DB Military Press: 25x10-40x6-55x6 85x4-75x5, 75x7-65x8, 70x5-60x8
Leg Extension: 50x10-90x10-130x10-190x10, 190x10+5extra on left leg, 190x30, 200x10-160x10-120x10
DB front Raises: 30x10-25x10-20x10, 30x10-25x10-20x10, 30x10-25x10-20x15, 30x15-20x10-20x20
Standing Leg Curl: 105x15, 125x20, 150x15
Cardio:
I did 20 minutes of intense cardio first thing when I woke up and an hour later I headed to the gym.
Workout:
I had to go to work so I had to cut things short but this week I finally got 85lbs on DB MP all by myself, no help! I thought I did 80z until I went back to my book and I was kinda happy that I do 85z. Hopefully in a month I'll get 90zI was going to do some more rep and sets on my left leg so the size would catch up to my right leg but I thought it might be a bad idea.
Side Note:
My weight was 206.4lbs this morning but I haven't lost any size from my waist so IDK WTF is going on. However Blue Gene and green Mag has helped me plateau bust like a mother ****er :bigok:
hmm intense fasted cardio in the morning? Not a big fan...kind of set up for muscle loss in my eyes. The idea is to not get past a certain ouput so your body doesn't sense the need to tap into a more readily available source (breaking down your muscle for aminos in them) but instead bypass this and use fat for fuel. This is why I do liss cardio first thing in the morning to encourage fat loss and not muscle loss.
Instense, or hiit cardio will come later in the day when I have a couple meals in me. I always treat a hiit session like a workout, x amount of time after a meal to help prevent muscle breakdown.
Nice move on those 85 db's. Now keep at those untill you can own them and than move up 5lbs. Also, that's not a bad idea at all about training your lagging body part to catch up with the other. Maybe start with 1-2sets and keep a very close eye so the left doesn't than grow ahead of the right lol and play catch up all over again.
Looking good bro.![]()
Day 24 OFF Day!
Day 25 Backs Day!
DL: 45x10, 135x10, 225x10, 275x12, 325x5(Could have gotten 8), 345x2, 135x20
T-Bar: 45x15, 90x15, 135x15, 180x15
Low Row: 10x15, 12x15, 13x15 (These are out of 20's and I did super squeeze on them)

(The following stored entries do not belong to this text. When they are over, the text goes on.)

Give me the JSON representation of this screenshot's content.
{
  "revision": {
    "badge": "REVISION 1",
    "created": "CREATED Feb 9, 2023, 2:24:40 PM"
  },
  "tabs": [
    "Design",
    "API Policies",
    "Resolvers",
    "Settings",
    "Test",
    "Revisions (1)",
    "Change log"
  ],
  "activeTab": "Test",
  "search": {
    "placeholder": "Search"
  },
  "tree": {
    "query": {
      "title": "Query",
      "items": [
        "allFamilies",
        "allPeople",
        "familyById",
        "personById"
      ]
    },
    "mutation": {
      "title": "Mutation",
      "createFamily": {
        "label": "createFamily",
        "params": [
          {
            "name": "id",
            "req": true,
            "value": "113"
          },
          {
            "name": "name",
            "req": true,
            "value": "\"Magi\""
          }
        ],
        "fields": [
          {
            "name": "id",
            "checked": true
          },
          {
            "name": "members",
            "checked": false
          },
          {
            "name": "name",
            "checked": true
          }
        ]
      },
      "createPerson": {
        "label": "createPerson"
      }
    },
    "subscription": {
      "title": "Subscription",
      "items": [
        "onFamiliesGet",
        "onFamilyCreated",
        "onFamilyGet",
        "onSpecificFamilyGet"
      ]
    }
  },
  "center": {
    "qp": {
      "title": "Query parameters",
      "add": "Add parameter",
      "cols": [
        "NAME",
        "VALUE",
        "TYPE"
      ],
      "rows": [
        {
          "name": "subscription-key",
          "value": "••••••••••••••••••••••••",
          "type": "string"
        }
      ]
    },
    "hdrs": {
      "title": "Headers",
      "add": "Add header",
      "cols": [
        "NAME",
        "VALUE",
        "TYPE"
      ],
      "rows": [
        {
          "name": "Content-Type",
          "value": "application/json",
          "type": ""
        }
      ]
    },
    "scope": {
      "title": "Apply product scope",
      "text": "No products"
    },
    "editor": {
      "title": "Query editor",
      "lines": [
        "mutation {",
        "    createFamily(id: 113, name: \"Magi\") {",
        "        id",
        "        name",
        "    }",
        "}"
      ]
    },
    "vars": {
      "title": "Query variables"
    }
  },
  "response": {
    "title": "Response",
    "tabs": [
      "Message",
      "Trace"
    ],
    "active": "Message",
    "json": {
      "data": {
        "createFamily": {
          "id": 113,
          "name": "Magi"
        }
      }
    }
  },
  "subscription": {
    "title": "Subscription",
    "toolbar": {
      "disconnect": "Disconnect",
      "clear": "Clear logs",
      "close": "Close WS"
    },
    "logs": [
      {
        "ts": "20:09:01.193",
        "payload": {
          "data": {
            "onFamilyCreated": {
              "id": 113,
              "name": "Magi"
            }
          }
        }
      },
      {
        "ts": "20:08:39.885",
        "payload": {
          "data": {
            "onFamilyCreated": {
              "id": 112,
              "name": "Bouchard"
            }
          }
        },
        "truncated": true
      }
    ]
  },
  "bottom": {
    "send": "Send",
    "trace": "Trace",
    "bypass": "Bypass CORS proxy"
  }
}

HS mid row: 186x12, 231x12, 276x10
Wide Grip Lat Pull-down: 160x15, 175x15, 190x15, 205x10-x3-x2
Workouts:
I didn't use a belt just like last week on anything under 250 on DL. Also on Low row I dropped a weight and got a better squeeze out of it. Also I was in the gym for 3hrs to 3:20hrs. The reason is because I decided to take it slow, rest, and not to finish the workout in a hurry and feel like **** by the end. Also I thought I was going to do MMA with my friends but they ended up not doing it so if I knew they weren't going to I would have done more sets on DL and couple of other stuff.
Cardio:
I did 10 minutes in the morning after breakfast on cross training machine and then 10 minutes on a treadmill. Didn't go super hardcore on the cardio but still pushed it.
Thank you sir!
Well guys I'm going to buy a new car this week and I wanted a BMW, Volvo, or lexus but I'm thinking of saying **** it. I looked at the 2011 Mustang and they aight but today I'm going to look at a charger and a challenger too. They only thing that might prevent me from getting them is the MPGSo today I might get to the gym late causa that
Good move on dropping the weight a bit on the low row to feel it more in the muscle, I like that! I always make sure to keep my ego in check just for this reason. The body isn't thinking, "oh he wants a bigger back so lets focus on using the intended muscles to move this weight". Once it gets heavy enough and we have to slack on form, all its thinking is lets move this weight as best as we can to complete the job and that's where muscles we don't want being worked start to take over! Cheat reps are fine, just have to know how and when to use them.
Nice DL Pulls too btw! I've been doing rack deads for months now and I think it's about time I start to incorporate floor deads again!